Ansible playbook-based tools for deploying Slurm and Kubernetes clusters for High Performance Computing, Machine Learning, Deep Learning, and High-Performance Data Analytics

This project is maintained by dellhpc

Configuring Ethernet Switches

Note:

  • Edit the ethernet_tor_vars.yml file for all S3* and S4* PowerSwitches such as S3048-ON, S4048T-ON, S4112F-ON, S4048-ON, S4048T-ON, S4112F-ON, S4112T-ON, and S4128F-ON.
  • Edit the ethernet_vars.yml file for Dell PowerSwitch S5232F-ON and all other PowerSwitches except S3* and S4* switches.
  • When initializing a factory reset switch, the user needs to ensure DHCP is enabled and an IPv6 address is not assigned. Omnia will assign an IP address to the switch using DHCP with all other configurations.

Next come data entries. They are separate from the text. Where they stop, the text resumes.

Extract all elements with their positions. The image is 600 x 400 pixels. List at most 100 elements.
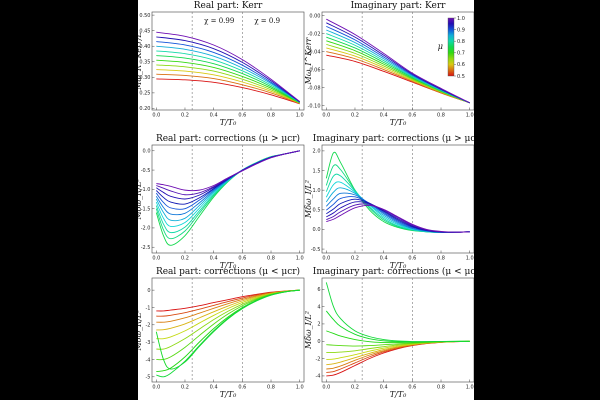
y-tick-label: 1.0 <box>313 188 321 194</box>
x-tick-label: 0.6 <box>238 385 246 391</box>
x-tick-label: 0.2 <box>181 256 189 262</box>
y-tick-label: 2 <box>317 322 320 328</box>
series-group <box>325 151 470 234</box>
colorbar: 1.0 0.9 0.8 0.7 0.6 0.5 μ <box>438 16 465 80</box>
x-tick-label: 1.0 <box>466 113 474 119</box>
x-tick-label: 0.0 <box>322 256 330 262</box>
x-axis-label: T/T₀ <box>220 390 237 399</box>
y-tick-label: 1.5 <box>313 168 321 174</box>
y-tick-label: -0.10 <box>308 103 321 109</box>
y-axis-label: Mω_R^Kerr/L <box>138 32 143 91</box>
y-tick-label: 0.00 <box>309 13 320 19</box>
y-tick-label: 0.50 <box>139 13 150 19</box>
colorbar-tick-label: 0.5 <box>457 74 465 80</box>
x-tick-label: 1.0 <box>296 113 304 119</box>
x-axis-label: T/T₀ <box>220 261 237 270</box>
chart-im-kerr: Imaginary part: Kerr 0.0 0.2 0.4 0.6 0.8 1.0 0.… <box>304 1 474 127</box>
series-line-mu-0-71 <box>156 289 300 373</box>
colorbar-tick-label: 0.8 <box>457 39 465 45</box>
y-tick-label: -2.0 <box>141 226 151 232</box>
x-tick-label: 0.2 <box>351 113 359 119</box>
series-line-mu-0-56 <box>156 289 300 323</box>
series-line-mu-0-95 <box>326 22 470 104</box>
series-line-mu-0-75 <box>326 36 470 104</box>
x-tick-label: 1.0 <box>296 256 304 262</box>
series-line-mu-0-74 <box>156 289 300 378</box>
x-tick-label: 0.2 <box>181 385 189 391</box>
y-tick-label: 4 <box>317 304 320 310</box>
x-tick-label: 0.4 <box>210 385 218 391</box>
chart-re-corr-above: Real part: corrections (μ > μcr) 0.0 0.2 0.… <box>138 133 305 270</box>
y-tick-label: 2.0 <box>313 149 321 155</box>
x-tick-label: 0.0 <box>322 385 330 391</box>
series-line-mu-0-9 <box>156 41 300 103</box>
series-line-mu-0-65 <box>156 64 300 104</box>
series-line-mu-0-98 <box>326 203 470 233</box>
y-tick-label: -0.04 <box>308 49 321 55</box>
x-axis-label: T/T₀ <box>390 390 407 399</box>
series-line-mu-0-85 <box>156 45 300 103</box>
y-tick-label: -5 <box>146 375 151 381</box>
x-tick-label: 0.4 <box>380 113 388 119</box>
y-tick-label: 0.35 <box>139 60 150 66</box>
y-tick-label: 0 <box>317 339 320 345</box>
x-axis-label: T/T₀ <box>390 261 407 270</box>
x-axis-label: T/T₀ <box>220 118 237 127</box>
y-tick-label: -4 <box>146 357 151 363</box>
series-group <box>155 289 300 378</box>
series-line-mu-0-88 <box>155 150 300 216</box>
series-line-mu-0-5 <box>156 78 300 105</box>
x-axis-label: T/T₀ <box>390 118 407 127</box>
chart-title: Imaginary part: corrections (μ < μcr) <box>313 266 474 277</box>
y-tick-label: 0.0 <box>313 227 321 233</box>
series-line-mu-0-53 <box>156 289 300 317</box>
series-line-mu-0-65 <box>326 43 470 104</box>
series-line-mu-0-85 <box>326 29 470 104</box>
y-tick-label: 0.45 <box>139 28 150 34</box>
y-tick-label: 0 <box>147 288 150 294</box>
y-tick-label: -2 <box>146 323 151 329</box>
y-tick-label: -4 <box>316 374 321 380</box>
y-tick-label: -2 <box>316 356 321 362</box>
chart-title: Imaginary part: Kerr <box>351 1 447 11</box>
y-tick-label: 6 <box>317 287 320 293</box>
y-tick-label: -3 <box>146 340 151 346</box>
x-tick-label: 0.2 <box>181 113 189 119</box>
x-tick-label: 0.8 <box>437 113 445 119</box>
y-tick-label: 0.5 <box>313 208 321 214</box>
series-group <box>155 150 300 246</box>
chart-title: Imaginary part: corrections (μ > μcr) <box>313 133 474 144</box>
x-tick-label: 0.4 <box>210 256 218 262</box>
y-tick-label: 0.40 <box>139 44 150 50</box>
chart-im-corr-above: Imaginary part: corrections (μ > μcr) 0.0… <box>304 133 474 270</box>
y-tick-label: -0.08 <box>308 85 321 91</box>
annotation: χ = 0.99 <box>204 17 234 25</box>
series-line-mu-1 <box>326 204 470 233</box>
y-tick-label: 0.0 <box>143 149 151 155</box>
colorbar-bar <box>447 17 455 77</box>
series-line-mu-0-55 <box>326 51 470 104</box>
x-tick-label: 1.0 <box>466 256 474 262</box>
x-tick-label: 0.8 <box>267 256 275 262</box>
x-tick-label: 0.4 <box>380 256 388 262</box>
x-tick-label: 0.6 <box>238 113 246 119</box>
series-group <box>326 18 470 104</box>
x-tick-label: 0.2 <box>351 256 359 262</box>
chart-title: Real part: corrections (μ > μcr) <box>156 133 300 144</box>
colorbar-label: μ <box>438 42 443 51</box>
y-axis-label: Mδω_R/L³ <box>138 179 143 221</box>
x-tick-label: 0.6 <box>408 113 416 119</box>
series-line-mu-0-74 <box>325 282 470 343</box>
series-line-mu-0-59 <box>156 289 300 331</box>
series-line-mu-0-85 <box>155 150 300 222</box>
series-line-mu-0-6 <box>156 69 300 104</box>
series-line-mu-0-75 <box>156 55 300 103</box>
y-tick-label: -0.5 <box>311 247 321 253</box>
plot-frame <box>151 144 305 254</box>
x-tick-label: 1.0 <box>296 385 304 391</box>
y-tick-label: -1.0 <box>141 187 151 193</box>
chart-title: Real part: Kerr <box>194 1 263 11</box>
series-line-mu-0-8 <box>156 50 300 103</box>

Run ethernet_template via CLI

  1. Verify that /opt/omnia/ethernet_inventory is created and updated with all ethernet switch IP details. This is done automatically when control_plane.yml is run. If it’s not updated, run ansible-playbook collect_device_info.yml (dedicated NIC) or ansible-playbook collect_node_info.yml (LOM NIC) from the control_plane directory.
  2. Run ansible-playbook ethernet.yml -i /opt/omnia/ethernet_inventory

Run ethernet_template via AWX UI

  1. Run kubectl get svc -n awx.
  2. Copy the Cluster-IP address of the awx-ui.
  3. To retrieve the AWX UI password, run kubectl get secret awx-admin-password -n awx -o jsonpath="{.data.password}" | base64 --decode.
  4. Open the default web browser on the control plane and enter http://<IP>:8052, where IP is the awx-ui IP address and 8052 is the awx-ui port number. Log in to the AWX UI using the username as admin and the retrieved password.
  5. Under RESOURCES -> Templates, launch the ethernet_template.